Господи, Золушка какая-то: Париж, подиум, мировая слава! Кто ж не мечтал об этом? Да вот она как раз и не мечтала. И сейчас не мечтает. Всегда хотела одного: быть артисткой в театре, а моделью - нет. И теперь, когда выходит на подиум - ради денег! -представляет себе, что участвует в спектакле, где ей досталась роль модели. И роль эта ей неинтересна - скучная работа, актеру делать нечего...

Когда Телка училась в десятом классе и занималась в студии при театре, где, кстати, и мама преподавала сценическое движение, другом мамы был видный предприниматель межобластного масштаба. Среди прочего он был спонсором конкурса "Мисс Нечерноземье", и мама почти ежедневно упорно и настойчиво заводила разговор о том, что Телке необходимо участвовать в конкурсе - и, конечно же, победить! - уж об этом друг-спонсор должен был позаботиться. Именно ему принадлежала мысль о том, что быть женщиной, быть красавицей это профессия, которая подразумевает рассчитанное движение вверх по лестнице успеха. "Карьеру красавицы надо начинать с юности", - вторила мама, сидя перед зеркалом и размазывая по стареющему лицу раздавленные ягоды земляники, или тертую морковь, или деревенскую сметану - в зависимости от сезона. Она полагала, что ее собственная карьера еще далеко не закончена.

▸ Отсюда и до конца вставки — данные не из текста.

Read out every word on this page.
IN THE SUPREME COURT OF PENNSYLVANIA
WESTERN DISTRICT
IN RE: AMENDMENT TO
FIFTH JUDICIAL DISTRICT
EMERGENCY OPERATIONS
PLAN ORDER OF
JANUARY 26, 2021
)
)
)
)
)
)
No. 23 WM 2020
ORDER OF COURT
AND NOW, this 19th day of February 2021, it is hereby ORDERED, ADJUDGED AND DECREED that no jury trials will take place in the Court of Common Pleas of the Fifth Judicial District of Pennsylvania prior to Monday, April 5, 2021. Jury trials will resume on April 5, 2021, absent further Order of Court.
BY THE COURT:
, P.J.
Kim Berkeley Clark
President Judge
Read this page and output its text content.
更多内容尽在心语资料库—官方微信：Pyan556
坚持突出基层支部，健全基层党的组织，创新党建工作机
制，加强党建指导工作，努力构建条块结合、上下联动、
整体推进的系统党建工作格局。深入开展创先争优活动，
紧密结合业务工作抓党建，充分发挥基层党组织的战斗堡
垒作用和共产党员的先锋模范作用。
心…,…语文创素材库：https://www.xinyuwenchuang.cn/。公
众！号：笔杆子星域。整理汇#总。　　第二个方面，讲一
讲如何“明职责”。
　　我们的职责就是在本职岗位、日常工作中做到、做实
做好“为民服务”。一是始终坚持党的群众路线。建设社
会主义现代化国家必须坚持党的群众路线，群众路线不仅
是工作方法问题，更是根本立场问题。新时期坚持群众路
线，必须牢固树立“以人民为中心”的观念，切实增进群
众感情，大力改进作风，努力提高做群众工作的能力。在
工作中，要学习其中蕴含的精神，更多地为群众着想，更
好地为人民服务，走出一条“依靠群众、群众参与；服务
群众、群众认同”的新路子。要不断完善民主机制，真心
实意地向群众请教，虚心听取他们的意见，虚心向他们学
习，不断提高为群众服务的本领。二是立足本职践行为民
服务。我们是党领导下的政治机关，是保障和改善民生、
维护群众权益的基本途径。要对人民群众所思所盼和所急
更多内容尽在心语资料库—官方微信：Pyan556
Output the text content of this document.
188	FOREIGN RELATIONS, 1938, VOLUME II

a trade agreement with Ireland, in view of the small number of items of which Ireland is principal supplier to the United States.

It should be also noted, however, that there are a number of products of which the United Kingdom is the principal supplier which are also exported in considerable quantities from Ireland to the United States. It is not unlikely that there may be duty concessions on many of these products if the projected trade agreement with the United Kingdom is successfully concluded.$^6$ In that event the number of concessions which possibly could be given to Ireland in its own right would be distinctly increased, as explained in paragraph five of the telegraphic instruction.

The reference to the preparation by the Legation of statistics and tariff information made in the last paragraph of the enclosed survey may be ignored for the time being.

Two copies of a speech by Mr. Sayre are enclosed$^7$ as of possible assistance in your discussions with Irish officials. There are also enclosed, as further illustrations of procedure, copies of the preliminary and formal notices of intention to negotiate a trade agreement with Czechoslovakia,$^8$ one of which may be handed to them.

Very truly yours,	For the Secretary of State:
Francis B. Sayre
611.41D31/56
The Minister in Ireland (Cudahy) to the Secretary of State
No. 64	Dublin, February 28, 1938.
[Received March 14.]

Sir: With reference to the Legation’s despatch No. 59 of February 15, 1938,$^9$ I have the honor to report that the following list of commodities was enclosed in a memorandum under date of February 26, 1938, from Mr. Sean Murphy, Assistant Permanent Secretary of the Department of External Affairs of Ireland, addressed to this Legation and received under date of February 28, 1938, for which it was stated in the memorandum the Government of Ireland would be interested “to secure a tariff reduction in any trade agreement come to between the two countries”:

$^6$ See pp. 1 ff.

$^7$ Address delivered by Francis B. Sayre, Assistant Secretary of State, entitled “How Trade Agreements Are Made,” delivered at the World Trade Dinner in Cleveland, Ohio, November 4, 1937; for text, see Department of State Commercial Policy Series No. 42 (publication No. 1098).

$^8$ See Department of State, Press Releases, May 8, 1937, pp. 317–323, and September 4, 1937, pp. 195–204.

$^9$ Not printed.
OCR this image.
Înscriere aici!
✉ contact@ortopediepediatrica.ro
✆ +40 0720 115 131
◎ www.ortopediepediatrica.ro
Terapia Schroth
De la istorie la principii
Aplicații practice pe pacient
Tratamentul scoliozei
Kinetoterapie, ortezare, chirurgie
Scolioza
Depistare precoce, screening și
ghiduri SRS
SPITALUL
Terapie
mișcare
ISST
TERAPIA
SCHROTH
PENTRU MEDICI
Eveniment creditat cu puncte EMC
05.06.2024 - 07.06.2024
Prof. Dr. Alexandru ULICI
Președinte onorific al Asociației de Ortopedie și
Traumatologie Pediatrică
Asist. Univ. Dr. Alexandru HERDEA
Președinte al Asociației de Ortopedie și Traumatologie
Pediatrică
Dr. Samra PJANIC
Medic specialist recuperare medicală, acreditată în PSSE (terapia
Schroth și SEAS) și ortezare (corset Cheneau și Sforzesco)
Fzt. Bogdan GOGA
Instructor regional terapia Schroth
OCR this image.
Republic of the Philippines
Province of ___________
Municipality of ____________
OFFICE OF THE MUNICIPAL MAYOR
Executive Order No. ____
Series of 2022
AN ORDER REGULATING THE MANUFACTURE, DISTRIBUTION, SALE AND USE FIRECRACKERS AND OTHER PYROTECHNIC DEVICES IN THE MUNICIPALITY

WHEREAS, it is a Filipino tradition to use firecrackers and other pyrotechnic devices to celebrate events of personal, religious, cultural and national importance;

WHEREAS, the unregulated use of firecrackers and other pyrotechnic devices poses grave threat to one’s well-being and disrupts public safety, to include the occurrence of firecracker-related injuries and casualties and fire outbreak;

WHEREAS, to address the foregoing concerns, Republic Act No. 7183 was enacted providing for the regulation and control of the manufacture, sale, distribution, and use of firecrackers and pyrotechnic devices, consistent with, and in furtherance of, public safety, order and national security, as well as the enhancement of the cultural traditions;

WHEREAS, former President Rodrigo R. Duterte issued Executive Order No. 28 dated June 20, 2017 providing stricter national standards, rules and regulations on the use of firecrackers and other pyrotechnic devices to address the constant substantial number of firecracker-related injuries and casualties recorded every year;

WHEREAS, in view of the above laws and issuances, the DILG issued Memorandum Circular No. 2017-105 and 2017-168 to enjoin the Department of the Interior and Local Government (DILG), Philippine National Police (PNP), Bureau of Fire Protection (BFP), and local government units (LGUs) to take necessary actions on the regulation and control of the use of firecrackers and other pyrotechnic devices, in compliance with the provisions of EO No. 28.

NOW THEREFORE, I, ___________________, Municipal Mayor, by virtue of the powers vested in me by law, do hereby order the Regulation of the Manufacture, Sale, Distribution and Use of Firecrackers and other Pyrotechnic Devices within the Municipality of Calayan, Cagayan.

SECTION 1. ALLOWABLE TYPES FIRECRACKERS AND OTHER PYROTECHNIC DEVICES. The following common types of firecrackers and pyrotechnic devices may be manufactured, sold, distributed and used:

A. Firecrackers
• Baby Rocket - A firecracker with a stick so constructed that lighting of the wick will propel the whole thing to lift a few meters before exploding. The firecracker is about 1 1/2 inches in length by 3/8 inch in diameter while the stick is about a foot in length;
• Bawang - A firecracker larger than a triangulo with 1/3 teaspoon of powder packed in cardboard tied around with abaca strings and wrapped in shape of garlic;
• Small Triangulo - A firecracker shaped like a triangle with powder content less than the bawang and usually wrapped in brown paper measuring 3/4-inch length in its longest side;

Телке же все эти конкурсы красоты, эти дефиле по пыльной сцене зимой в купальниках казались каким-то убогим зрелищем, жалким занятием, близким проституции, нищенским выпрашиванием благосклонности - даже и не у публики, а у дяденек типа маминого дружка. Да шли бы они подальше! К семнадцати годам она была уже совершенно погружена в атмосферу театра, в атмосферу великого искусства: вместе с другими студийцами она выходила на сцену в массовке, да и без этого всякий вечер была здесь, в театре, и из-за кулис или из пустой ложи внимательно смотрела, как работают - именно работают! - актеры, в том числе и ее мать, опытная актриса, отлично владеющая техникой. Здесь Телка рано поняла, что на сцену выходят не показывать себя (ей это было бы отвратительно), а именно работать, то есть некоторыми сознательными действиями превращать себя в кого-то или во что-то, кем или чем ты не был до того, как появился из-за кулис: в Джульетту, в Вассу Железнову, в лошадь, как в "Холстомере", или даже в отвратительное насекомое, как у Кафки. Она хотела быть и Джульеттой, и отвратительным насекомым. Она хотела быть актрисой: она поняла, что так работать, убеждая зрителя в реальности того, что он видит на сцене, - это и есть ее призвание.